Acceptance criteria - The test walks the package's source files and counts lines. - It fails with a clear message naming the offending file(s) and their size. - It is fast and has no external dependencies (pure standard library). - Note in a comment why line-count is a smoke detector, not a verdict.

Hint: use os.ReadDir + bufio.Scanner (or bytes.Count). Skip _test.go files.
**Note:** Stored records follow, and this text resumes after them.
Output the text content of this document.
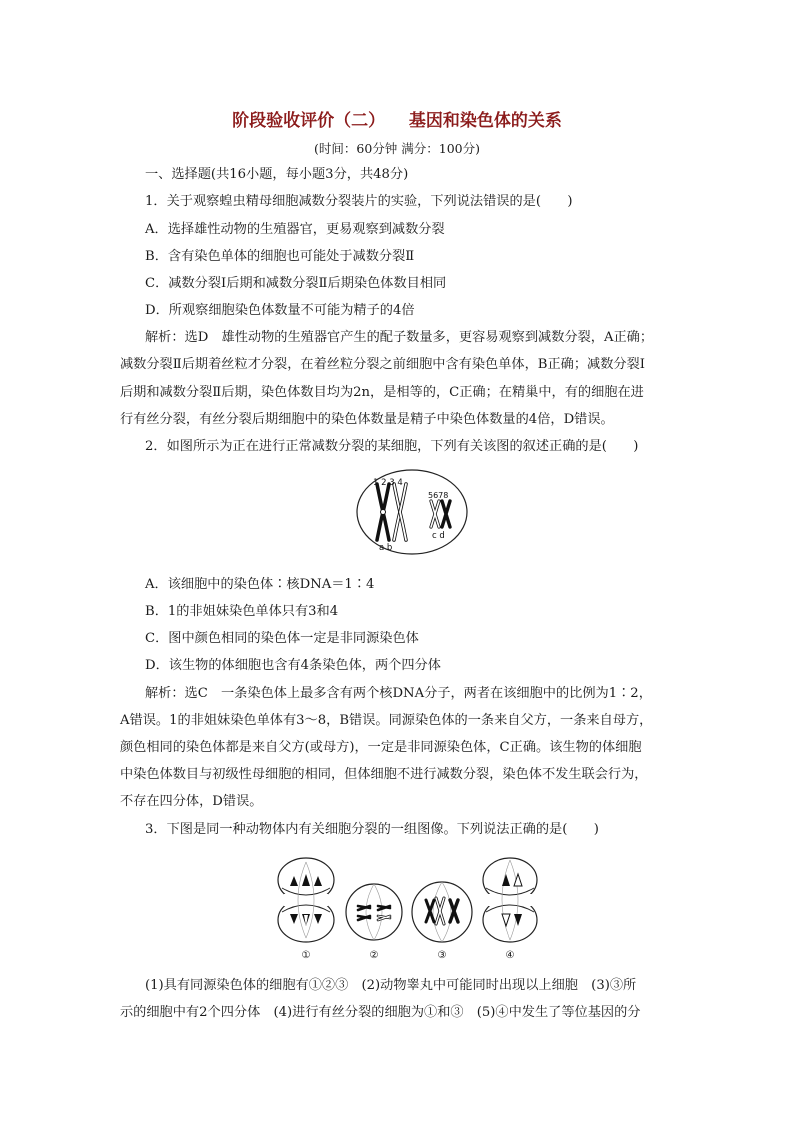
阶段验收评价（二）    基因和染色体的关系
(时间：60分钟 满分：100分)
一、选择题(共16小题，每小题3分，共48分)
1．关于观察蝗虫精母细胞减数分裂装片的实验，下列说法错误的是(　　)
A．选择雄性动物的生殖器官，更易观察到减数分裂
B．含有染色单体的细胞也可能处于减数分裂Ⅱ
C．减数分裂Ⅰ后期和减数分裂Ⅱ后期染色体数目相同
D．所观察细胞染色体数量不可能为精子的4倍
解析：选D　雄性动物的生殖器官产生的配子数量多，更容易观察到减数分裂，A正确；
减数分裂Ⅱ后期着丝粒才分裂，在着丝粒分裂之前细胞中含有染色单体，B正确；减数分裂Ⅰ
后期和减数分裂Ⅱ后期，染色体数目均为2n，是相等的，C正确；在精巢中，有的细胞在进
行有丝分裂，有丝分裂后期细胞中的染色体数量是精子中染色体数量的4倍，D错误。
2．如图所示为正在进行正常减数分裂的某细胞，下列有关该图的叙述正确的是(　　)
1 2 3 4
5678
a b
c d
A．该细胞中的染色体∶核DNA＝1∶4
B．1的非姐妹染色单体只有3和4
C．图中颜色相同的染色体一定是非同源染色体
D．该生物的体细胞也含有4条染色体，两个四分体
解析：选C　一条染色体上最多含有两个核DNA分子，两者在该细胞中的比例为1∶2，
A错误。1的非姐妹染色单体有3～8，B错误。同源染色体的一条来自父方，一条来自母方，
颜色相同的染色体都是来自父方(或母方)，一定是非同源染色体，C正确。该生物的体细胞
中染色体数目与初级性母细胞的相同，但体细胞不进行减数分裂，染色体不发生联会行为，
不存在四分体，D错误。
3．下图是同一种动物体内有关细胞分裂的一组图像。下列说法正确的是(　　)
①	②	③	④
(1)具有同源染色体的细胞有①②③　(2)动物睾丸中可能同时出现以上细胞　(3)③所
示的细胞中有2个四分体　(4)进行有丝分裂的细胞为①和③　(5)④中发生了等位基因的分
Collect all violations before failing so one run reports every offender.

Solution 
package service

import (
    "bytes"
    "os"
    "path/filepath"
    "strings"
    "testing"
)

// maxLines is a smoke detector for God Objects, not a verdict: a cohesive
// 450-line file can be fine, but crossing the line forces a human to look.
const maxLines = 400

func TestNoOversizedFiles(t *testing.T) {
    entries, err := os.ReadDir(".")
    if err != nil {
        t.Fatalf("read package dir: %v", err)
    }

    var violations []string
    for _, e := range entries {
        name := e.Name()
        if e.IsDir() || !strings.HasSuffix(name, ".go") || strings.HasSuffix(name, "_test.go") {
            continue
        }
        data, err := os.ReadFile(filepath.Join(".", name))
        if err != nil {
            t.Fatalf("read %s: %v", name, err)
        }
        lines := bytes.Count(data, []byte{'\n'}) + 1
        if lines > maxLines {
            violations = append(violations, name+" has "+itoa(lines)+" lines")
        }
    }

    if len(violations) > 0 {
        t.Fatalf("files exceed %d-line limit (likely God Objects — split by responsibility):\n  %s",
            maxLines, strings.Join(violations, "\n  "))
    }
}

func itoa(n int) string { return strconv.Itoa(n) } // import "strconv"
A failing run reports every offender at once: 
--- FAIL: TestNoOversizedFiles
    fitness_test.go:34: files exceed 400-line limit (likely God Objects — split by responsibility):
      order_manager.go has 612 lines
**Why it's better.** The rule now enforces itself on every CI run, so it does not depend on a reviewer remembering the checklist — the build goes red the moment a file crosses the threshold. Collecting *all* violations before failing means one run surfaces every offender, not just the first. The comment is load-bearing: line count is a deliberately crude proxy that *points attention* (a God Object is almost always large) without pretending to be a definition — exactly the "metrics are smoke detectors, not judges" stance from [`middle.md`](middle.md). Real teams extend this idea with dependency-direction tests (e.g. ArchUnit in Java, `go-arch-lint` in Go) to enforce that, say, `domain` never imports `infrastructure`.

Summary

  • These exercises move you from recognizing bad structure to removing it: flatten arrows into guard clauses, turn dispatch nesting into handler maps and polymorphism, kill flag-arguments and shared state with explicit data flow, split God Objects by responsibility and inject collaborators, and prove dead code dead before deleting it.
  • Refactor in small green steps. Every multi-part exercise (5, 9, 10, 12) is done as a sequence — extract one thing, keep it working, repeat — never as a big-bang rewrite. Pin behavior with a test first; keep structural and behavioral changes in separate commits.
  • Deletion is a refactoring tool, and git is the safety net. Lava Flow and Boat Anchor are cured by evidence then delete, not by tidying.
  • Prevention scales better than cure. The meta-exercises (13, 14) move the fight upstream — a review checklist and an automated fitness test catch bad structure while the diff is still small and cheap to fix.
  • The five anti-patterns travel together, so a real module (Exercise 12) usually shows several at once. Fix the one in the file you are editing today, and the gravity that pulls in the others weakens.